Prolonger ses rapports sexuels : un geste santé validé par la science pour préserver son intimité

Publié le 7 juin 2026

On le sait, une sexualité épanouie booste l’immunité, fait baisser le stress et régule la tension. Mais selon une étude récente, la fréquence des rapports jouerait aussi un rôle clé dans la santé vaginale : sans stimulation régulière, cet organe pourrait littéralement s’affaiblir.

Une enquête scientifique inédite met en lumière un phénomène méconnu : l’absence de rapports sexuels fréquents, couplée à une hygiène intime négligée, pourrait entraîner un « dépérissement » du vagin. Ce trouble porte un nom : l’atrophie vaginale. Il se caractérise par un amincissement de la paroi vaginale, qui peut provoquer une sécheresse intime, des brûlures, des démangeaisons, des difficultés à uriner et des douleurs pendant l’acte sexuel. Attention, il ne s’agit pas d’une infection sexuellement transmissible.

Qui est le plus exposé à l’atrophie vaginale ?

D’après la Mayo Clinic, aux États-Unis, les femmes ayant suivi un traitement contre le cancer, en particulier celles ayant reçu une hormonothérapie pour un cancer du sein, présentent un risque accru. Bien que ce problème puisse toucher les femmes de tout âge, il est plus fréquent après la ménopause.

D’où vient ce trouble ?

La cause principale de l’atrophie vaginale est une baisse de production d’œstrogène, l’hormone féminine qui régule le cycle menstruel et l’ovulation. C’est elle qui, dès la puberté, épaissit la paroi vaginale et stimule la sécrétion des muqueuses. Lorsque son taux chute, les parois vaginales deviennent plus fines et plus sèches. Le tabagisme aggrave la situation : en perturbant la circulation sanguine, il prive les tissus vaginaux d’oxygène et réduit l’efficacité des œstrogènes.

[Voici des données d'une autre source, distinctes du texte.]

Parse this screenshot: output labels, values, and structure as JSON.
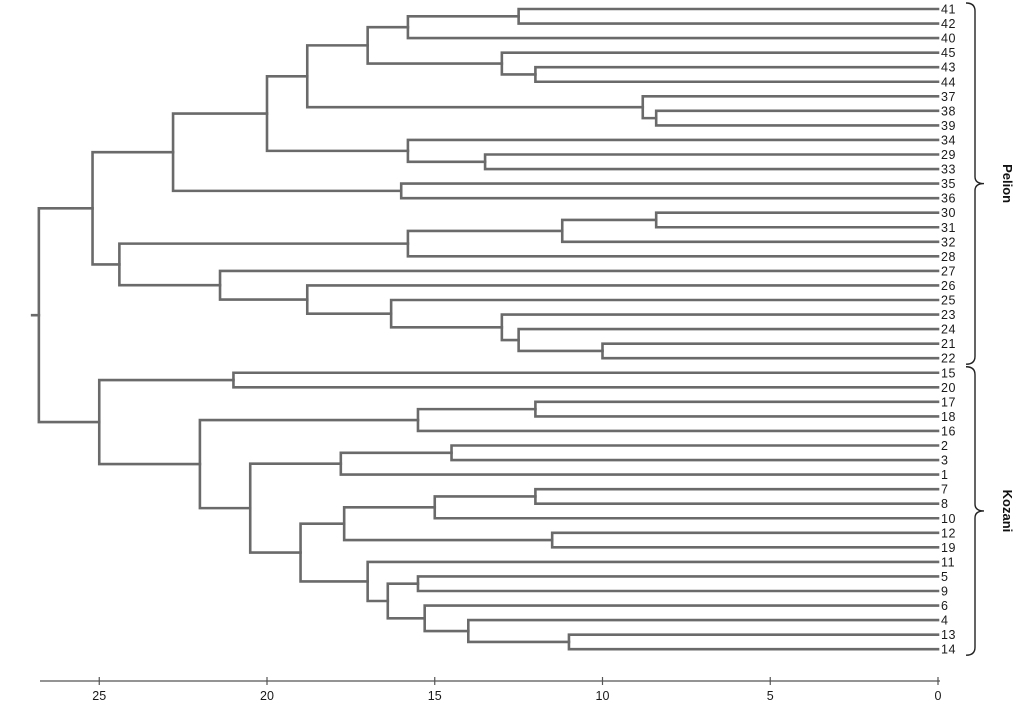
{
  "chart_data": {
    "type": "dendrogram",
    "x_axis": {
      "ticks": [
        25,
        20,
        15,
        10,
        5,
        0
      ],
      "range": [
        27,
        0
      ]
    },
    "leaves": [
      "41",
      "42",
      "40",
      "45",
      "43",
      "44",
      "37",
      "38",
      "39",
      "34",
      "29",
      "33",
      "35",
      "36",
      "30",
      "31",
      "32",
      "28",
      "27",
      "26",
      "25",
      "23",
      "24",
      "21",
      "22",
      "15",
      "20",
      "17",
      "18",
      "16",
      "2",
      "3",
      "1",
      "7",
      "8",
      "10",
      "12",
      "19",
      "11",
      "5",
      "9",
      "6",
      "4",
      "13",
      "14"
    ],
    "merges": [
      {
        "a": 0,
        "b": 1,
        "h": 12.5
      },
      {
        "a": "m0",
        "b": 2,
        "h": 15.8
      },
      {
        "a": 4,
        "b": 5,
        "h": 12.0
      },
      {
        "a": 3,
        "b": "m2",
        "h": 13.0
      },
      {
        "a": "m1",
        "b": "m3",
        "h": 17.0
      },
      {
        "a": 7,
        "b": 8,
        "h": 8.4
      },
      {
        "a": 6,
        "b": "m5",
        "h": 8.8
      },
      {
        "a": "m4",
        "b": "m6",
        "h": 18.8
      },
      {
        "a": 10,
        "b": 11,
        "h": 13.5
      },
      {
        "a": 9,
        "b": "m8",
        "h": 15.8
      },
      {
        "a": "m7",
        "b": "m9",
        "h": 20.0
      },
      {
        "a": 12,
        "b": 13,
        "h": 16.0
      },
      {
        "a": "m10",
        "b": "m11",
        "h": 22.8
      },
      {
        "a": 14,
        "b": 15,
        "h": 8.4
      },
      {
        "a": "m13",
        "b": 16,
        "h": 11.2
      },
      {
        "a": "m14",
        "b": 17,
        "h": 15.8
      },
      {
        "a": 23,
        "b": 24,
        "h": 10.0
      },
      {
        "a": 22,
        "b": "m16",
        "h": 12.5
      },
      {
        "a": 21,
        "b": "m17",
        "h": 13.0
      },
      {
        "a": 20,
        "b": "m18",
        "h": 16.3
      },
      {
        "a": 19,
        "b": "m19",
        "h": 18.8
      },
      {
        "a": 18,
        "b": "m20",
        "h": 21.4
      },
      {
        "a": "m15",
        "b": "m21",
        "h": 24.4
      },
      {
        "a": "m12",
        "b": "m22",
        "h": 25.2
      },
      {
        "a": 25,
        "b": 26,
        "h": 21.0
      },
      {
        "a": 27,
        "b": 28,
        "h": 12.0
      },
      {
        "a": "m25",
        "b": 29,
        "h": 15.5
      },
      {
        "a": 30,
        "b": 31,
        "h": 14.5
      },
      {
        "a": "m27",
        "b": 32,
        "h": 17.8
      },
      {
        "a": 33,
        "b": 34,
        "h": 12.0
      },
      {
        "a": "m29",
        "b": 35,
        "h": 15.0
      },
      {
        "a": 36,
        "b": 37,
        "h": 11.5
      },
      {
        "a": "m30",
        "b": "m31",
        "h": 17.7
      },
      {
        "a": 39,
        "b": 40,
        "h": 15.5
      },
      {
        "a": 43,
        "b": 44,
        "h": 11.0
      },
      {
        "a": 42,
        "b": "m34",
        "h": 14.0
      },
      {
        "a": 41,
        "b": "m35",
        "h": 15.3
      },
      {
        "a": "m33",
        "b": "m36",
        "h": 16.4
      },
      {
        "a": 38,
        "b": "m37",
        "h": 17.0
      },
      {
        "a": "m32",
        "b": "m38",
        "h": 19.0
      },
      {
        "a": "m28",
        "b": "m39",
        "h": 20.5
      },
      {
        "a": "m26",
        "b": "m40",
        "h": 22.0
      },
      {
        "a": "m24",
        "b": "m41",
        "h": 25.0
      },
      {
        "a": "m23",
        "b": "m42",
        "h": 26.8
      }
    ],
    "root_stub_h": 27.0,
    "groups": [
      {
        "label": "Pelion",
        "from": 0,
        "to": 24
      },
      {
        "label": "Kozani",
        "from": 25,
        "to": 44
      }
    ]
  }
}
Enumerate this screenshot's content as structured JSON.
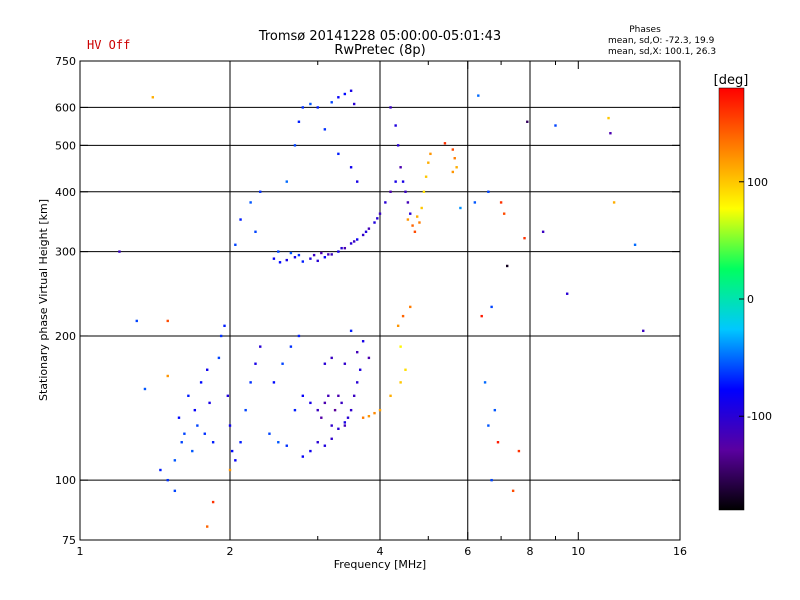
{
  "status_label": "HV Off",
  "chart_data": {
    "type": "scatter",
    "title": "Tromsø 20141228 05:00:00-05:01:43",
    "subtitle": "RwPretec (8p)",
    "xlabel": "Frequency [MHz]",
    "ylabel": "Stationary phase Virtual Height [km]",
    "x_scale": "log",
    "y_scale": "log",
    "xlim": [
      1,
      16
    ],
    "ylim": [
      75,
      750
    ],
    "x_ticks": [
      1,
      2,
      4,
      6,
      8,
      10,
      16
    ],
    "x_tick_labels": [
      "1",
      "2",
      "4",
      "6",
      "8",
      "10",
      "16"
    ],
    "x_minor_ticks": [
      3,
      5,
      7,
      9
    ],
    "y_ticks": [
      75,
      100,
      200,
      300,
      400,
      500,
      600,
      750
    ],
    "y_tick_labels": [
      "75",
      "100",
      "200",
      "300",
      "400",
      "500",
      "600",
      "750"
    ],
    "grid_x": [
      2,
      4,
      6,
      8
    ],
    "grid_y": [
      100,
      200,
      300,
      400,
      500,
      600
    ],
    "grid": true,
    "color_scale": {
      "label": "[deg]",
      "min": -180,
      "max": 180,
      "ticks": [
        100,
        0,
        -100
      ],
      "tick_labels": [
        "100",
        "0",
        "-100"
      ],
      "stops": [
        "#000000",
        "#5a00a0",
        "#0000ff",
        "#00c8ff",
        "#00ff60",
        "#ffff00",
        "#ff8000",
        "#ff0000"
      ]
    },
    "stats_title": "Phases",
    "stats": [
      "mean, sd,O: -72.3, 19.9",
      "mean, sd,X: 100.1, 26.3"
    ],
    "series": [
      {
        "points": [
          [
            2.45,
            290,
            -80
          ],
          [
            2.52,
            285,
            -75
          ],
          [
            2.6,
            288,
            -90
          ],
          [
            2.7,
            292,
            -85
          ],
          [
            2.8,
            286,
            -70
          ],
          [
            2.9,
            290,
            -95
          ],
          [
            3.0,
            287,
            -100
          ],
          [
            3.1,
            292,
            -80
          ],
          [
            3.2,
            296,
            -110
          ],
          [
            3.3,
            300,
            -90
          ],
          [
            3.4,
            305,
            -120
          ],
          [
            3.5,
            312,
            -100
          ],
          [
            3.6,
            318,
            -85
          ],
          [
            3.7,
            325,
            -105
          ],
          [
            3.8,
            335,
            -115
          ],
          [
            3.9,
            345,
            -95
          ],
          [
            4.0,
            360,
            -110
          ],
          [
            4.1,
            380,
            -100
          ],
          [
            4.2,
            400,
            -120
          ],
          [
            4.3,
            420,
            -90
          ],
          [
            2.5,
            300,
            -60
          ],
          [
            2.65,
            298,
            -55
          ],
          [
            2.75,
            295,
            -65
          ],
          [
            2.95,
            295,
            -110
          ],
          [
            3.05,
            298,
            -120
          ],
          [
            3.15,
            296,
            -115
          ],
          [
            3.35,
            305,
            -100
          ],
          [
            3.55,
            315,
            -110
          ],
          [
            3.75,
            330,
            -95
          ],
          [
            3.95,
            352,
            -100
          ],
          [
            2.05,
            310,
            -60
          ],
          [
            2.1,
            350,
            -70
          ],
          [
            2.2,
            380,
            -55
          ],
          [
            2.3,
            400,
            -65
          ],
          [
            2.25,
            330,
            -60
          ],
          [
            2.6,
            420,
            -50
          ],
          [
            2.7,
            500,
            -60
          ],
          [
            2.75,
            560,
            -70
          ],
          [
            2.8,
            600,
            -65
          ],
          [
            2.9,
            610,
            -55
          ],
          [
            3.0,
            600,
            -70
          ],
          [
            3.2,
            615,
            -60
          ],
          [
            3.3,
            630,
            -80
          ],
          [
            3.4,
            640,
            -75
          ],
          [
            3.5,
            650,
            -90
          ],
          [
            3.55,
            610,
            -100
          ],
          [
            3.1,
            540,
            -65
          ],
          [
            3.3,
            480,
            -70
          ],
          [
            3.5,
            450,
            -85
          ],
          [
            3.6,
            420,
            -90
          ],
          [
            4.2,
            600,
            -110
          ],
          [
            4.3,
            550,
            -95
          ],
          [
            4.35,
            500,
            -100
          ],
          [
            4.4,
            450,
            -120
          ],
          [
            4.45,
            420,
            -90
          ],
          [
            4.5,
            400,
            -110
          ],
          [
            4.55,
            380,
            -115
          ],
          [
            4.6,
            360,
            -100
          ],
          [
            4.55,
            350,
            120
          ],
          [
            4.65,
            340,
            140
          ],
          [
            4.75,
            355,
            110
          ],
          [
            4.85,
            370,
            100
          ],
          [
            4.9,
            400,
            90
          ],
          [
            4.95,
            430,
            100
          ],
          [
            5.0,
            460,
            110
          ],
          [
            5.05,
            480,
            120
          ],
          [
            4.7,
            330,
            150
          ],
          [
            4.8,
            345,
            130
          ],
          [
            5.6,
            490,
            150
          ],
          [
            5.65,
            470,
            130
          ],
          [
            5.7,
            450,
            110
          ],
          [
            5.6,
            440,
            120
          ],
          [
            1.65,
            150,
            -70
          ],
          [
            1.7,
            140,
            -80
          ],
          [
            1.72,
            130,
            -60
          ],
          [
            1.75,
            160,
            -75
          ],
          [
            1.8,
            170,
            -85
          ],
          [
            1.82,
            145,
            -90
          ],
          [
            1.85,
            120,
            -70
          ],
          [
            1.9,
            180,
            -60
          ],
          [
            1.92,
            200,
            -65
          ],
          [
            1.95,
            210,
            -70
          ],
          [
            1.98,
            150,
            -95
          ],
          [
            2.0,
            130,
            -85
          ],
          [
            2.02,
            115,
            -75
          ],
          [
            2.05,
            110,
            -80
          ],
          [
            2.1,
            120,
            -70
          ],
          [
            2.15,
            140,
            -60
          ],
          [
            2.2,
            160,
            -65
          ],
          [
            2.25,
            175,
            -90
          ],
          [
            2.3,
            190,
            -100
          ],
          [
            1.6,
            120,
            -60
          ],
          [
            1.55,
            110,
            -55
          ],
          [
            1.5,
            100,
            -65
          ],
          [
            1.45,
            105,
            -70
          ],
          [
            1.58,
            135,
            -75
          ],
          [
            1.62,
            125,
            -60
          ],
          [
            1.68,
            115,
            -55
          ],
          [
            1.78,
            125,
            -65
          ],
          [
            2.4,
            125,
            -60
          ],
          [
            2.5,
            120,
            -55
          ],
          [
            2.6,
            118,
            -65
          ],
          [
            2.7,
            140,
            -70
          ],
          [
            2.8,
            150,
            -80
          ],
          [
            2.9,
            145,
            -90
          ],
          [
            2.45,
            160,
            -75
          ],
          [
            2.55,
            175,
            -60
          ],
          [
            2.65,
            190,
            -65
          ],
          [
            2.75,
            200,
            -70
          ],
          [
            3.0,
            140,
            -110
          ],
          [
            3.05,
            135,
            -125
          ],
          [
            3.1,
            145,
            -120
          ],
          [
            3.15,
            150,
            -115
          ],
          [
            3.2,
            130,
            -105
          ],
          [
            3.25,
            140,
            -130
          ],
          [
            3.3,
            150,
            -120
          ],
          [
            3.35,
            145,
            -110
          ],
          [
            3.4,
            130,
            -115
          ],
          [
            3.45,
            135,
            -100
          ],
          [
            3.5,
            140,
            -105
          ],
          [
            3.55,
            150,
            -110
          ],
          [
            3.6,
            160,
            -100
          ],
          [
            3.65,
            170,
            -95
          ],
          [
            3.0,
            120,
            -100
          ],
          [
            3.1,
            118,
            -95
          ],
          [
            3.2,
            122,
            -105
          ],
          [
            3.3,
            128,
            -100
          ],
          [
            3.4,
            132,
            -90
          ],
          [
            2.9,
            115,
            -85
          ],
          [
            2.8,
            112,
            -80
          ],
          [
            3.2,
            180,
            -110
          ],
          [
            3.4,
            175,
            -105
          ],
          [
            3.6,
            185,
            -115
          ],
          [
            3.8,
            180,
            -120
          ],
          [
            3.1,
            175,
            -100
          ],
          [
            3.5,
            205,
            -70
          ],
          [
            3.7,
            195,
            -90
          ],
          [
            3.7,
            135,
            130
          ],
          [
            3.8,
            136,
            120
          ],
          [
            3.9,
            138,
            125
          ],
          [
            4.0,
            140,
            115
          ],
          [
            4.2,
            150,
            110
          ],
          [
            4.4,
            160,
            100
          ],
          [
            4.5,
            170,
            90
          ],
          [
            4.4,
            190,
            80
          ],
          [
            4.35,
            210,
            120
          ],
          [
            4.45,
            220,
            140
          ],
          [
            4.6,
            230,
            130
          ],
          [
            1.2,
            300,
            -110
          ],
          [
            1.3,
            215,
            -60
          ],
          [
            1.35,
            155,
            -55
          ],
          [
            1.5,
            215,
            150
          ],
          [
            1.55,
            95,
            -60
          ],
          [
            1.4,
            630,
            110
          ],
          [
            1.5,
            165,
            120
          ],
          [
            1.85,
            90,
            160
          ],
          [
            1.8,
            80,
            140
          ],
          [
            2.0,
            105,
            120
          ],
          [
            5.4,
            505,
            160
          ],
          [
            5.8,
            370,
            -40
          ],
          [
            6.3,
            635,
            -50
          ],
          [
            6.5,
            160,
            -50
          ],
          [
            6.6,
            130,
            -55
          ],
          [
            6.7,
            100,
            -60
          ],
          [
            6.8,
            140,
            -55
          ],
          [
            6.9,
            120,
            170
          ],
          [
            7.1,
            360,
            150
          ],
          [
            7.2,
            280,
            -170
          ],
          [
            7.4,
            95,
            150
          ],
          [
            7.8,
            320,
            160
          ],
          [
            7.9,
            560,
            -150
          ],
          [
            8.5,
            330,
            -110
          ],
          [
            9.0,
            550,
            -60
          ],
          [
            9.5,
            245,
            -100
          ],
          [
            11.5,
            570,
            100
          ],
          [
            11.6,
            530,
            -120
          ],
          [
            11.8,
            380,
            110
          ],
          [
            13.0,
            310,
            -50
          ],
          [
            13.5,
            205,
            -110
          ],
          [
            6.4,
            220,
            170
          ],
          [
            6.2,
            380,
            -55
          ],
          [
            7.0,
            380,
            160
          ],
          [
            7.6,
            115,
            160
          ],
          [
            6.6,
            400,
            -60
          ],
          [
            6.7,
            230,
            -60
          ]
        ]
      }
    ]
  }
}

La solution ? Des orgasmes réguliers

Plutôt que de renoncer à toute vie intime à cause de ces symptômes, les spécialistes recommandent au contraire de maintenir une activité sexuelle régulière. Les orgasmes, en augmentant le flux sanguin vers les parties génitales, agissent comme une véritable « séance d’entraînement » pour le vagin. « Il est essentiel d’avoir une vie sexuelle saine, avec un partenaire ou en solo, explique Louise Mazanti, sexothérapeute londonienne. Beaucoup de gens disent ne pas avoir de vie sexuelle parce qu’ils n’ont pas de partenaire, mais ils oublient qu’ils peuvent la vivre avec eux-mêmes. »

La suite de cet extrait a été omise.